The public comment period for annexation closes July 18, and the panel has until February 17, 2023 to decide to reject it or send it to a public vote.
“Educate the residents of the pros & cons. Let them decide. It will, however, come with a significant tax increase,” County Councilman Tim Fitch, who represents the area, told Spectrum News in a direct message.
Manchester Mayor Mike Clement disputes the tax claim, which he says doesn’t include the fact that residents in the newly-annexed area would save as much as $20 per month on trash collection.
According to the city’s proposal, property owners will be eligible for a tax rebate to make up for a street repair proposition that will see work done in 2023 that they will have had no voice in approving, allowing them to recoup a $.28 tax levy on residential, commercial and personal property.
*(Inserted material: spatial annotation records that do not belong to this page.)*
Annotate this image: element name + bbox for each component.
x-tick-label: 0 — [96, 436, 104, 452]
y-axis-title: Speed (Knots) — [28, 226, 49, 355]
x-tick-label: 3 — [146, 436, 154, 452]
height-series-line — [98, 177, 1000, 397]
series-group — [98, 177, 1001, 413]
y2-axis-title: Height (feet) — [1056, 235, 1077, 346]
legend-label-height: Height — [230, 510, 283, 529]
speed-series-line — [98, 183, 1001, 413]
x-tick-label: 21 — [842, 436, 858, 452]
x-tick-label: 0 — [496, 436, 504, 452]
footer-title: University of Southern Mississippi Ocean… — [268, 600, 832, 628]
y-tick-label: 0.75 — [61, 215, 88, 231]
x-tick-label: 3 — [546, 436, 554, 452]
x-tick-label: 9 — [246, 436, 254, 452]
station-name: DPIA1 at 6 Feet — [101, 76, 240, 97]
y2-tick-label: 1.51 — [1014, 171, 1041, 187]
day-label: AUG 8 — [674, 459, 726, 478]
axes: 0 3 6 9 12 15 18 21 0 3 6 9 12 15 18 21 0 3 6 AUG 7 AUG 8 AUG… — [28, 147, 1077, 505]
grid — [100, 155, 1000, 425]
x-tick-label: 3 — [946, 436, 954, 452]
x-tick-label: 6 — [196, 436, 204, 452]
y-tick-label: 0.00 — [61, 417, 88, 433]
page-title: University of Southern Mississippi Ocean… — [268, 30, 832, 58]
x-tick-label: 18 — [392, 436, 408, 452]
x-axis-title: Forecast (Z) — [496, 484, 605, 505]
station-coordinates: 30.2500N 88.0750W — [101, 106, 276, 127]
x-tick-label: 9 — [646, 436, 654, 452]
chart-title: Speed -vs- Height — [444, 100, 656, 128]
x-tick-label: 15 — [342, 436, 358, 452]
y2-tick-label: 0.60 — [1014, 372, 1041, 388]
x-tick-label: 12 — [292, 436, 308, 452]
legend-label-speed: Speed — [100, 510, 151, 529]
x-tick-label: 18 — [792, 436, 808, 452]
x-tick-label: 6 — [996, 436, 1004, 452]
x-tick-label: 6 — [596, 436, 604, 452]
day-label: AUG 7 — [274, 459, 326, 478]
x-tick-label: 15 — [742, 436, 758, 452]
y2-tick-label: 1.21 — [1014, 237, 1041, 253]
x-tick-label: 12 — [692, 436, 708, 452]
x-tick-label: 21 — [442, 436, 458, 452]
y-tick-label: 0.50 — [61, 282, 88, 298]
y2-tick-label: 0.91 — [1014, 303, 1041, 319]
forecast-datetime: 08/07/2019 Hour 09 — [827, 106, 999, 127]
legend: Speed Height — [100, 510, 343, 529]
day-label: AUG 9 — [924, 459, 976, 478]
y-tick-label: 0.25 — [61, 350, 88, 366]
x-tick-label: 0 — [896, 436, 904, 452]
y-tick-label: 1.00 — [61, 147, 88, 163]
Property owners who get the rebate would see an increase of $.035 per $100 of assessed valuation and a $.05 per $100 of assessed valuation for personal property taxes.
Clement also questioned the county’s methodology for calculating police response times. A County Police spokesperson said the time is based on an officer’s response while on the beat in a particular area, and not coming from the nearest precinct station. The city says it can respond to emergencies in four minutes or less and would add 12 officers if voters approve annexation.
Clement says a decision from the Boundary Commission could come by September. If voters approve, city services would begin in the fourth quarter of 2023, with the exception of police, which would likely start by the summer of 2024.